Kata salah satu tetangga yang mencari Nisa.
“Lebih
baik kita adukan kejadian ini ke polisi, Jang.” Kata kepala desa
setempat kepada Ujang. Dengan di temani oleh beberapa warga. Ujang
melaporkan kejadiaan menghilangnya adiknya ini.
“Kami
dari pihak kepolisian belum bisa bertindak karena belum ada yang di
curigai membawa kabur Nisa.” begitulah saat Ujang melaporkan kepihak
berwajib.
Tiga
hari setelah menghilangnya Nisa, desa itu mendadak menjadi heboh. Nisa
telah di temukan. Tapi kondisinya sudah tidak bernafas. Menerima
peristiwa ini, sulit di bayangkan hancur dan sakit hati kedua kakaknya.
“Adik
yang begitu ku sayangi ternyata di temukan tewas dalam kondisi
menggenaskan.” Kata Fitri di balik isak tangisnya. Badan Nisa penuh
dengan luka tusukan, lehernya terjerat seutas kawat dan yang lebih
ironis waktu di temukan tubuh Nisa dalam keadaan tanpa busana.
Fitri
berulang kali pingsan karena tidak tega melihat kematian adiknya yang
tradis itu. “Siapa manusia laknat yang membunuh Nisa dengan cara biadab
ini?” Kata Ujang tak tahan membendung air matanya Ujang yakin Nisa di
perkosa sebelum di bunuh.
Mayat
Nisa di temukan oleh seorang nelayan, yang saat itu mau mengikat
perahunya, ia terkejut melihat sesosok mayat dalam posisi tengkurab
mengambang di laut, sedangkan tangannya dan kakinya terikat seutas tali.
“jelas, Saudara Nisa korban pemerkosaan dan pembunuhan sadis” kata
salah satu polisi.
Berita tentang kematiaan Nisa menyebar.
“Bayangkan
seorang perawan desa meninggal dalam keadaan tragis.” Kata pembawa
acara berita yang ada di televisi. Kejadian tradis itu menjadi
pembicaraan warga. Saat sanak family sedang tekun zikir di dalam
tahlilan, sembunyi-sembunyi Ujang pergi meninggalkan rumah menjumpai
seseorang di dekat laut. Orang itu memang hidup sendiri, jauh dari
perkampungan, karena ia sudah lama di usir.
Orang
tersebut menguasai dunia ilmu hitam, dan semua orang membencinya.
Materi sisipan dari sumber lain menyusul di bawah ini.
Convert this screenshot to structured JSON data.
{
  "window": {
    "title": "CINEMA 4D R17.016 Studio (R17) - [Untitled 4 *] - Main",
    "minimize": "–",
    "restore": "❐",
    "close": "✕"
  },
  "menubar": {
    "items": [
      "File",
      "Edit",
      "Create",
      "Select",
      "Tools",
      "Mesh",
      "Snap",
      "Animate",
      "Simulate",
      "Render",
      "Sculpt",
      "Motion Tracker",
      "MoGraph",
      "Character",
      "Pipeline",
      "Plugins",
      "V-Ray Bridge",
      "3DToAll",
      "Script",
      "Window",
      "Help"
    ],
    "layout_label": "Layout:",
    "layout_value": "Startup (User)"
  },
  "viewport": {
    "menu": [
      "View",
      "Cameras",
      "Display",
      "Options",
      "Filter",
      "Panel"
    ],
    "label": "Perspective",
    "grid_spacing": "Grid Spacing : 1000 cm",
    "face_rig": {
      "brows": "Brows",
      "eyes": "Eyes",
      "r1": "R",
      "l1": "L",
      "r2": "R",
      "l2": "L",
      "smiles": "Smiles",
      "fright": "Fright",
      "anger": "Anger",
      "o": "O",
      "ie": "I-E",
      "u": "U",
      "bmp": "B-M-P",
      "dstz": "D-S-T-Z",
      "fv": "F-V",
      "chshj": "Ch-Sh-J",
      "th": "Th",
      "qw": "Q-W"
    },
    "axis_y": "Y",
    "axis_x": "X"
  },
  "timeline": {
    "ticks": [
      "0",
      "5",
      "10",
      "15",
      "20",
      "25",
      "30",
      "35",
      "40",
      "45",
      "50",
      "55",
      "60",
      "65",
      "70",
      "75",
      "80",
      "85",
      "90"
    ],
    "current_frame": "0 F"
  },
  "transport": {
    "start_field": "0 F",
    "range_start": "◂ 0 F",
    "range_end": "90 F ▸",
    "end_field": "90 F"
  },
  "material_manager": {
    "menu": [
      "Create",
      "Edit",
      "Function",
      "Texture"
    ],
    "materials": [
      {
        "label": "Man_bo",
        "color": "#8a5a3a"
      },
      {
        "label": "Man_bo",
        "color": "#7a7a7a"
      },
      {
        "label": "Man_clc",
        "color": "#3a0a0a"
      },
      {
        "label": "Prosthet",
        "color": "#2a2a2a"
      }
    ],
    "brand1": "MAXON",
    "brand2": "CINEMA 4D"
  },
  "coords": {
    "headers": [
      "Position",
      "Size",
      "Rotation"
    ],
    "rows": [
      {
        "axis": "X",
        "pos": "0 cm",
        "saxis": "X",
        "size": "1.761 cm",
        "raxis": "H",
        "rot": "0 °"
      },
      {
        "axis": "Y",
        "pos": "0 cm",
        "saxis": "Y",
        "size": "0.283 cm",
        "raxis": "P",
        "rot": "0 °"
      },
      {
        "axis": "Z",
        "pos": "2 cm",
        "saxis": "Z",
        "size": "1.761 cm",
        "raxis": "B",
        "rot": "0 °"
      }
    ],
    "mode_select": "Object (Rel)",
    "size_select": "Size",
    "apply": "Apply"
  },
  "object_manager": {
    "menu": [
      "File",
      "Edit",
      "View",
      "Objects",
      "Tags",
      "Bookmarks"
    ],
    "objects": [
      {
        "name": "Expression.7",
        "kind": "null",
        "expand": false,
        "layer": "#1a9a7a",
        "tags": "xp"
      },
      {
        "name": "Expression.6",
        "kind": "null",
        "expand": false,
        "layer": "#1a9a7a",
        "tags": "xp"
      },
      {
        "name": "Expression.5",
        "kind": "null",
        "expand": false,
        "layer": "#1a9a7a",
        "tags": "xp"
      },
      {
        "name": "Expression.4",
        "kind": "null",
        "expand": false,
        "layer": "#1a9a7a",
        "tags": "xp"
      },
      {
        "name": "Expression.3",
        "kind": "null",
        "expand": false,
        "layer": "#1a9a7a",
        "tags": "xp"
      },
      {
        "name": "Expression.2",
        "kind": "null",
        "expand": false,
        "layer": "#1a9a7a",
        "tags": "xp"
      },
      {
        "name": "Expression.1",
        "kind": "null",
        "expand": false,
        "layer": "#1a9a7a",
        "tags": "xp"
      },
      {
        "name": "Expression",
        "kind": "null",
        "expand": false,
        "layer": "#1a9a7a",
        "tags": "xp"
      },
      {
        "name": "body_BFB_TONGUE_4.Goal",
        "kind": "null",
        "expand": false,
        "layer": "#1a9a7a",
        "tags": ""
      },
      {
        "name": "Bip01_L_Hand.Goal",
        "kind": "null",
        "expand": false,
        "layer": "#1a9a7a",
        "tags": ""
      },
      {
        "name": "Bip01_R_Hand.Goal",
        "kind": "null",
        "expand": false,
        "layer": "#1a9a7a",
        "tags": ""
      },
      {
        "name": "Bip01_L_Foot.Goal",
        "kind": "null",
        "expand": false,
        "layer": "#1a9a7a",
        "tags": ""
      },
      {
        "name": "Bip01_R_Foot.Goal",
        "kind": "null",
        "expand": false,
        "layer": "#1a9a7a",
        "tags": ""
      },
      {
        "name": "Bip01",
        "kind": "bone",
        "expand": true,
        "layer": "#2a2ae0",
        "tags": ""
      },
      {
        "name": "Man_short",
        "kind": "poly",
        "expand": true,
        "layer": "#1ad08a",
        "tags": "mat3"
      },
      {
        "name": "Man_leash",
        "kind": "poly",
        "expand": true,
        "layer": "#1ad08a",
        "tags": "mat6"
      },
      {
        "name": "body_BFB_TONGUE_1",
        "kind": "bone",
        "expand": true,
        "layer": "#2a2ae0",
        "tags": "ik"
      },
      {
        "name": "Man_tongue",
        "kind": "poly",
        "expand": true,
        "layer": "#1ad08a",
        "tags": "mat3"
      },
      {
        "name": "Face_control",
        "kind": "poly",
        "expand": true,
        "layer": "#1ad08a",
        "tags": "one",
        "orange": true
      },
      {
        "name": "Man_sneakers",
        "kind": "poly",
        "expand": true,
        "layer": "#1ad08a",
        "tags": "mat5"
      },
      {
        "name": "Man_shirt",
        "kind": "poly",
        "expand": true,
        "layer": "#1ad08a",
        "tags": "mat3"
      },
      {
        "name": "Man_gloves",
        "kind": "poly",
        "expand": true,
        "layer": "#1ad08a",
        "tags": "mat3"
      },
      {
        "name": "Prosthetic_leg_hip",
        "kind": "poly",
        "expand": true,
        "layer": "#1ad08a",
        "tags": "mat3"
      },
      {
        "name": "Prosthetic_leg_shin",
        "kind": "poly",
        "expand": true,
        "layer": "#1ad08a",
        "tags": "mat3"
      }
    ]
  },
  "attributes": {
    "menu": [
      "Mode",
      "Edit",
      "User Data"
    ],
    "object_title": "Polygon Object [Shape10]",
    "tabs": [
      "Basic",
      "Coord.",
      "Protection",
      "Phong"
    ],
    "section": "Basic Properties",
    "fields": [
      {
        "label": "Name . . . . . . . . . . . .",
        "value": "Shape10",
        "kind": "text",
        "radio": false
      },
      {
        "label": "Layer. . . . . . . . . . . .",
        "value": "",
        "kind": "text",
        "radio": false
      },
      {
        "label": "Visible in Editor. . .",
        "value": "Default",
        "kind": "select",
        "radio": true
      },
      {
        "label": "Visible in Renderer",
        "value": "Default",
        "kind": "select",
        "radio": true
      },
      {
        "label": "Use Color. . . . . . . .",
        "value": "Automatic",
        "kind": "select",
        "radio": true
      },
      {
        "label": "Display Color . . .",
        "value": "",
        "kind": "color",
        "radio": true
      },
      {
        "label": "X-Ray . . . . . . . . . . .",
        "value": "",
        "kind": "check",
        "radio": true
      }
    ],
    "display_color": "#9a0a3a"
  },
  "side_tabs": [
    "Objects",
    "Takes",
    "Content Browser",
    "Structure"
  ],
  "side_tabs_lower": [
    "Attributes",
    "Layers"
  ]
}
Saat
berdiri di muka pintu, Ujang memberi salam. Dari dalam keluar nenek tua
berbadan kurus yang di ketahui dengan sebutan nenek Siti.
“Masuklah!”
kata nenek Siti mempersilahkan Ujang masuk. “Aku mengerti kamu telah di
tinggalkan adik tercintamu. Kamu pasti penasaran siapa yang telah
melakukan perbuatan biadab itu, dan ingin menuntut balas, bukan?” terka
nenek Siti, seakan-akan nenek Siti dapat mengetahui maksud kedatangan
Ujang.
Ujang
terhentak ketika mengetahui kekuatan nek Siti. Betul kata orang kampung
nek Siti bukanlah orang biasa. “Iya, nek, saya mau orang-orang laknat
itu mati dengan tragis, seperti mereka menghabisi nyawa adik ku.”
Nek
Siti menghela nafas berat. Sambil membuang nafasnya perlahan – lahan,
nek Siti kembali membuka matanya. “Nenek melihat adikmu di perkosa dan
di bunuh oleh empat orang pemuda. Satu di antaranya pria tampan, dan
tiga orang lagi sepertinya orang suruhan, tapi dalang dari semua ini
ialah pria tampan itu.” Ucapnya dengan sorot mata merah melotot
memandang Ujang.
Seluruh
badan Ujang gemetar. Ia coba membayangkan dalam dirinya bagaimana
penderitaan Nisa adik tersayangnya mencoba melawan biadab-biadab itu.
Tanpa di rasakannya air matanya jatuh menetes. “Apa rencana mu? Mau di
bunuh saja para pemerkosa dan pembunuh adikmu itu?” Tanya nek Siti
sambil tertawa.
Buatnya,
menghabisi nyawa orang seolah-olah kegiatan yang sangat menggembirakan.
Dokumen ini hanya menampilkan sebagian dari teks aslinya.